Search code examples
algorithmgroupingmathematical-optimization

Hackathon team assignment with scheduling constraints and optimization


I'm helping to create teams for a virtual hackathon with around a thousand global participants. At the time of registration, participants will be asked to choose three preferred hacking times from a list of six time-slots (in GMT). I want to form teams of 3 (or 4, where there is a remainder) with the following constraints:

  • Teams must have 3 (or 4) members
  • Each team member must share at least 2 preferred hacking times
  • Each team should ideally have a mix of departments and offices

My input data from the registration survey would look something like this:

| Name     | Department    | Office      | Time Slots  | 
| -------- | --------------| ------------| ------------|
| A        | Engineering   | Bangalore   | 1, 3, 6     |
| B        | Engineering   | SF          | 2, 4, 5     |
| C        | Sales         | Amsterdam   | 1, 6, 2     |
| D        | Engineering   | NYC         | 1, 6, 3     |
| E        | CX            | SF          | 5, 1, 3     |
| F        | Engineering   | SF          | 2, 5, 4     |
| G        | Engineering   | SF          | 1, 6, 3     |
| H        | Product       | Bangalore   | 2, 4, 5     |
| I        | Product       | SF          | 1, 4, 3     |

My desired output would be a csv file like:

| Team Name | Team Members   | Shared Time Slots |
| --------- | -------------- | ------------------|
| Team A    | A, C, G        | 1, 6              |     
| Team B    | B, F, H        | 2, 4              |
| Team C    | D, E, I        | 1, 3              |

Since I'm willing to trade finding the optimal solution for a solution that is simpler to implement, I was considering hill-climbing with random restart based on this post. My questions are:

  • What is the general class of problems that this belongs so I can do more informed research?
  • Is there a better solution than hill-climbing?
  • If hill-climbing is indeed the way to go, how do I represent the hard constraint of shared time-slots in a utility function?

Solution

  • Here's a relatively simple algorithm that should work for all inputs except the most perverse.
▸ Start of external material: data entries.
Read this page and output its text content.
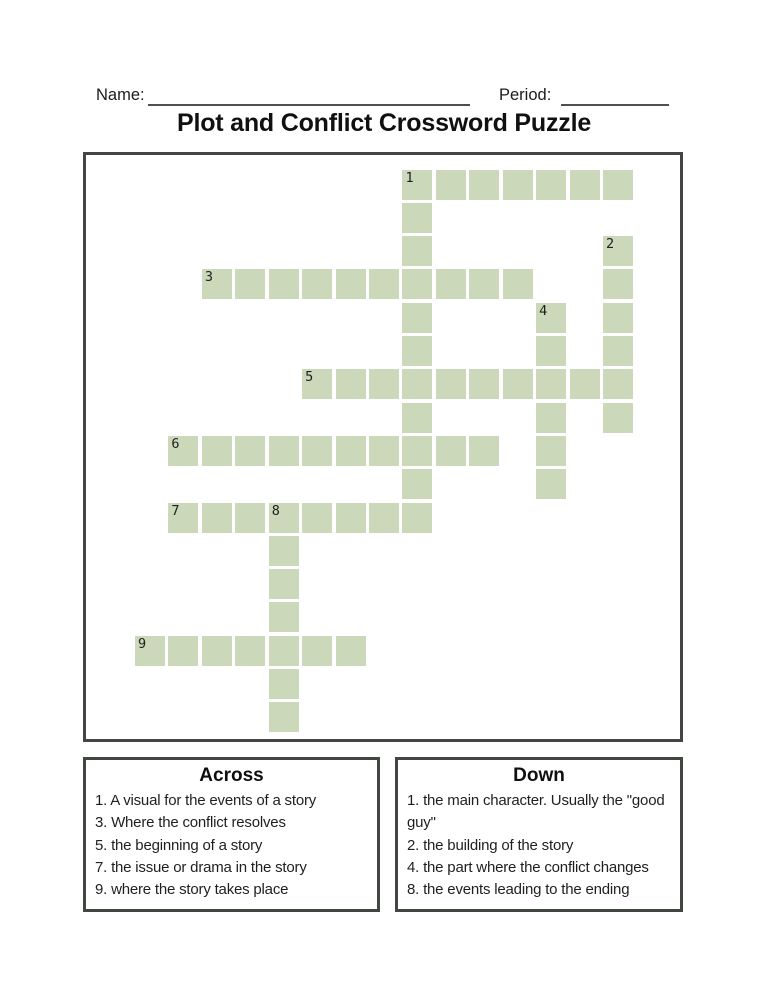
Name:	Period:
Plot and Conflict Crossword Puzzle
1
2
3
4
5
6
7	8
9
Across
1. A visual for the events of a story
3. Where the conflict resolves
5. the beginning of a story
7. the issue or drama in the story
9. where the story takes place
Down
1. the main character. Usually the "good guy"
2. the building of the story
4. the part where the conflict changes
8. the events leading to the ending
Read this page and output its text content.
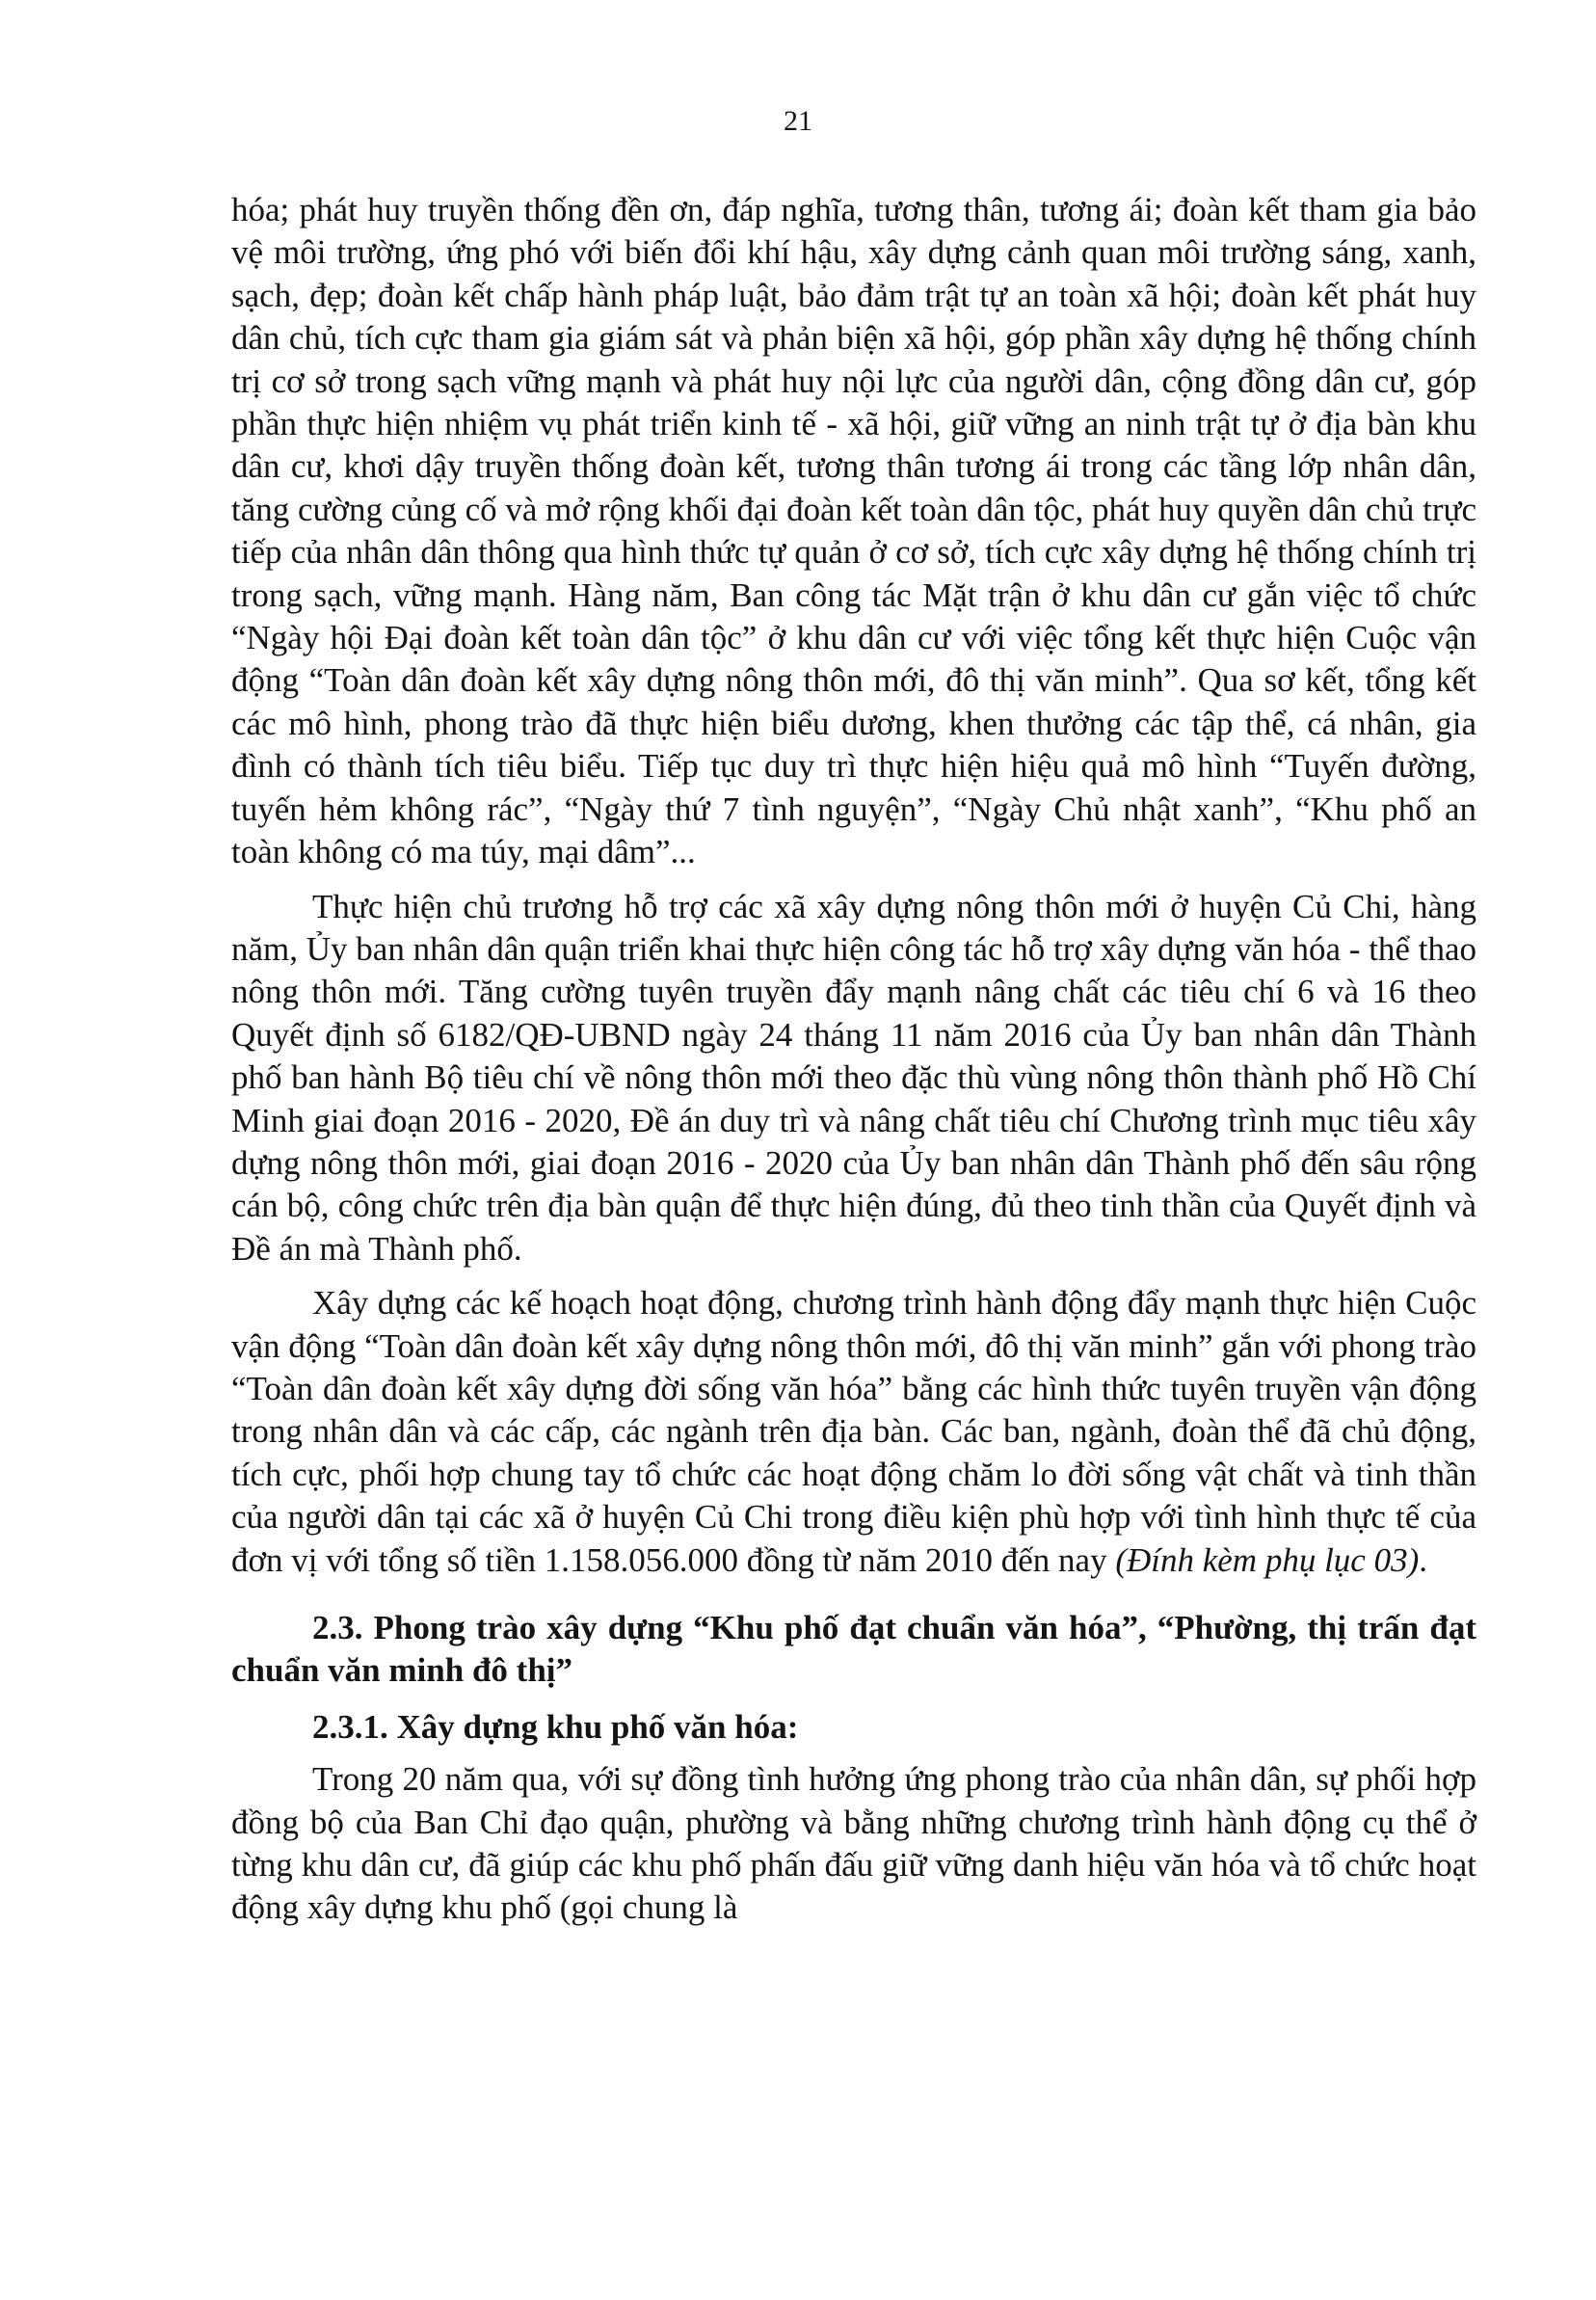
21

hóa; phát huy truyền thống đền ơn, đáp nghĩa, tương thân, tương ái; đoàn kết tham gia bảo vệ môi trường, ứng phó với biến đổi khí hậu, xây dựng cảnh quan môi trường sáng, xanh, sạch, đẹp; đoàn kết chấp hành pháp luật, bảo đảm trật tự an toàn xã hội; đoàn kết phát huy dân chủ, tích cực tham gia giám sát và phản biện xã hội, góp phần xây dựng hệ thống chính trị cơ sở trong sạch vững mạnh và phát huy nội lực của người dân, cộng đồng dân cư, góp phần thực hiện nhiệm vụ phát triển kinh tế - xã hội, giữ vững an ninh trật tự ở địa bàn khu dân cư, khơi dậy truyền thống đoàn kết, tương thân tương ái trong các tầng lớp nhân dân, tăng cường củng cố và mở rộng khối đại đoàn kết toàn dân tộc, phát huy quyền dân chủ trực tiếp của nhân dân thông qua hình thức tự quản ở cơ sở, tích cực xây dựng hệ thống chính trị trong sạch, vững mạnh. Hàng năm, Ban công tác Mặt trận ở khu dân cư gắn việc tổ chức “Ngày hội Đại đoàn kết toàn dân tộc” ở khu dân cư với việc tổng kết thực hiện Cuộc vận động “Toàn dân đoàn kết xây dựng nông thôn mới, đô thị văn minh”. Qua sơ kết, tổng kết các mô hình, phong trào đã thực hiện biểu dương, khen thưởng các tập thể, cá nhân, gia đình có thành tích tiêu biểu. Tiếp tục duy trì thực hiện hiệu quả mô hình “Tuyến đường, tuyến hẻm không rác”, “Ngày thứ 7 tình nguyện”, “Ngày Chủ nhật xanh”, “Khu phố an toàn không có ma túy, mại dâm”...

Thực hiện chủ trương hỗ trợ các xã xây dựng nông thôn mới ở huyện Củ Chi, hàng năm, Ủy ban nhân dân quận triển khai thực hiện công tác hỗ trợ xây dựng văn hóa - thể thao nông thôn mới. Tăng cường tuyên truyền đẩy mạnh nâng chất các tiêu chí 6 và 16 theo Quyết định số 6182/QĐ-UBND ngày 24 tháng 11 năm 2016 của Ủy ban nhân dân Thành phố ban hành Bộ tiêu chí về nông thôn mới theo đặc thù vùng nông thôn thành phố Hồ Chí Minh giai đoạn 2016 - 2020, Đề án duy trì và nâng chất tiêu chí Chương trình mục tiêu xây dựng nông thôn mới, giai đoạn 2016 - 2020 của Ủy ban nhân dân Thành phố đến sâu rộng cán bộ, công chức trên địa bàn quận để thực hiện đúng, đủ theo tinh thần của Quyết định và Đề án mà Thành phố.

Xây dựng các kế hoạch hoạt động, chương trình hành động đẩy mạnh thực hiện Cuộc vận động “Toàn dân đoàn kết xây dựng nông thôn mới, đô thị văn minh” gắn với phong trào “Toàn dân đoàn kết xây dựng đời sống văn hóa” bằng các hình thức tuyên truyền vận động trong nhân dân và các cấp, các ngành trên địa bàn. Các ban, ngành, đoàn thể đã chủ động, tích cực, phối hợp chung tay tổ chức các hoạt động chăm lo đời sống vật chất và tinh thần của người dân tại các xã ở huyện Củ Chi trong điều kiện phù hợp với tình hình thực tế của đơn vị với tổng số tiền 1.158.056.000 đồng từ năm 2010 đến nay (Đính kèm phụ lục 03).

2.3. Phong trào xây dựng “Khu phố đạt chuẩn văn hóa”, “Phường, thị trấn đạt chuẩn văn minh đô thị”
2.3.1. Xây dựng khu phố văn hóa:

Trong 20 năm qua, với sự đồng tình hưởng ứng phong trào của nhân dân, sự phối hợp đồng bộ của Ban Chỉ đạo quận, phường và bằng những chương trình hành động cụ thể ở từng khu dân cư, đã giúp các khu phố phấn đấu giữ vững danh hiệu văn hóa và tổ chức hoạt động xây dựng khu phố (gọi chung là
    1. There are 15 combinations of two timeslots {1, 2, 3, 4, 5, 6}. For each combination construct a bin of participants (so 15 bins). Loop over all participants and add them to each bin that they are compatible with (so each participant can be in multiple bins).

      For each bin also initialize an empty list containing the groups constructed from that bin.

    2. Select the bin with the shortest list of groups, and in case of tie that has the least participants in it (ignoring bins with < 3 participants in them). Using any greedy soft-constraint algorithm pick a 'diverse' (in terms of departments/offices) group of 3 participants from this bin.

      Add this group to the list of groups for the selected bin, and remove the selected participants from all bins.

      Repeat this step until all bins have 2 or less members left (or until a constructed group wouldn't be diverse enough, although this risks a higher failure chance).

    3. At this point you are left with only a few ungrouped participants. Add them one by one to any compatible size three group in some greedy way (e.g. simply choose the group that maximizes diversity score).